Es reiche nicht aus, Proteste und Mahnwachen abzuhalten, schreibt die Journalistin Anamni Gupta angesichts des Todes der angehenden Ärztin in Kolkata. Auch die Androhung von schweren Strafen werde das Problem nicht aus der Welt schaffen. „Ein Mann wird eine Frau nicht allein aus Angst vor Strafe als gleichwertig behandeln.“ Gupta fordert ein Umdenken in der Gesellschaft. „Da kein Mensch als Vergewaltiger geboren wird, ist es Aufgabe der Familien und der Gesellschaft insgesamt, einem Kind (männlich oder weiblich) schon früh die Begriffe Gleichberechtigung, Wahlmöglichkeit und Zustimmung nahezubringen.“

Bereits im Jahr 2018 wurde Indien in einer Umfrage der Thomson Reuters Foundation unter globalen Experten als gefährlichstes Land der Welt für Frauen genannt – vor Afghanistan und Syrien. Bei einer ähnlichen Umfrage sieben Jahre zuvor hatte Indien noch auf Rang vier gelegen. Die indische Regierung wies die Darstellung 2018 empört zurück und sprach von einer fehlerhaften Methodik, die einen solchen Schluss überhaupt nicht zulasse.

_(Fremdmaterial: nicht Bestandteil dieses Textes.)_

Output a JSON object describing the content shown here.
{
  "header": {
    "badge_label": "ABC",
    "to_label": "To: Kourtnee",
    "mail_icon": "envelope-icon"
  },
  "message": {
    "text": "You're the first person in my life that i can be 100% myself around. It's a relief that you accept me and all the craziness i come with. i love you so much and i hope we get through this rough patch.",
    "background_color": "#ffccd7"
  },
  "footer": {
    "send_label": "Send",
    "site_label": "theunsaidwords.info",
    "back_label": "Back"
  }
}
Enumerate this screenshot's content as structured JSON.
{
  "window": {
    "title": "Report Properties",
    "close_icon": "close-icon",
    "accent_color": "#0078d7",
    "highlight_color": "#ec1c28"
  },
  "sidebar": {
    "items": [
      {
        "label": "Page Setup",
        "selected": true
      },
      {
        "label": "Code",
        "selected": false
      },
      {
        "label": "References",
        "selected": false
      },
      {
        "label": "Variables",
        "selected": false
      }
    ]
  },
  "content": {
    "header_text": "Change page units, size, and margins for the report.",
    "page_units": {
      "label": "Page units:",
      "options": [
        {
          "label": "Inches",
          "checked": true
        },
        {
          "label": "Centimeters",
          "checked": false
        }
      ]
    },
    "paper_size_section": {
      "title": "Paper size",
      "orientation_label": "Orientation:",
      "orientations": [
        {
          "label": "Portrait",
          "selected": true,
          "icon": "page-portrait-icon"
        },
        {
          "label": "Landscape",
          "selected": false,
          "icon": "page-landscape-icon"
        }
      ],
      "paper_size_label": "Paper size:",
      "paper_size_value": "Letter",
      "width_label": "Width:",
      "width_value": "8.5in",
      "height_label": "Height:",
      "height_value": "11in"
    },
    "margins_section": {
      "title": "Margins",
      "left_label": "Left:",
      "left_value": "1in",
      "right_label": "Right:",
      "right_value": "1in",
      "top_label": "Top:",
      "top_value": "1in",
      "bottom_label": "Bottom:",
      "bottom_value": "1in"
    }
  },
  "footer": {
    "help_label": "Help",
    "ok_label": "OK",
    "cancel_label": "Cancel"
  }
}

Wo Indien im Ranking der unsicheren Länder steht, mag eine solche Expertenumfrage nicht belegen können. Dass Frauen in Indien jedenfalls nicht sicher sind, belegen die offiziellen Statistiken. Nach den jüngsten Daten des Nationalen Strafregister-Büros (NCRB) wurden in dem Land im Jahr 2022 mehr als 31.500 Vergewaltigungen registriert – im Schnitt mehr als 86 pro Tag. Das ist etwas weniger als 2021, verglichen mit 2020 aber ein Anstieg von über 11 Prozent.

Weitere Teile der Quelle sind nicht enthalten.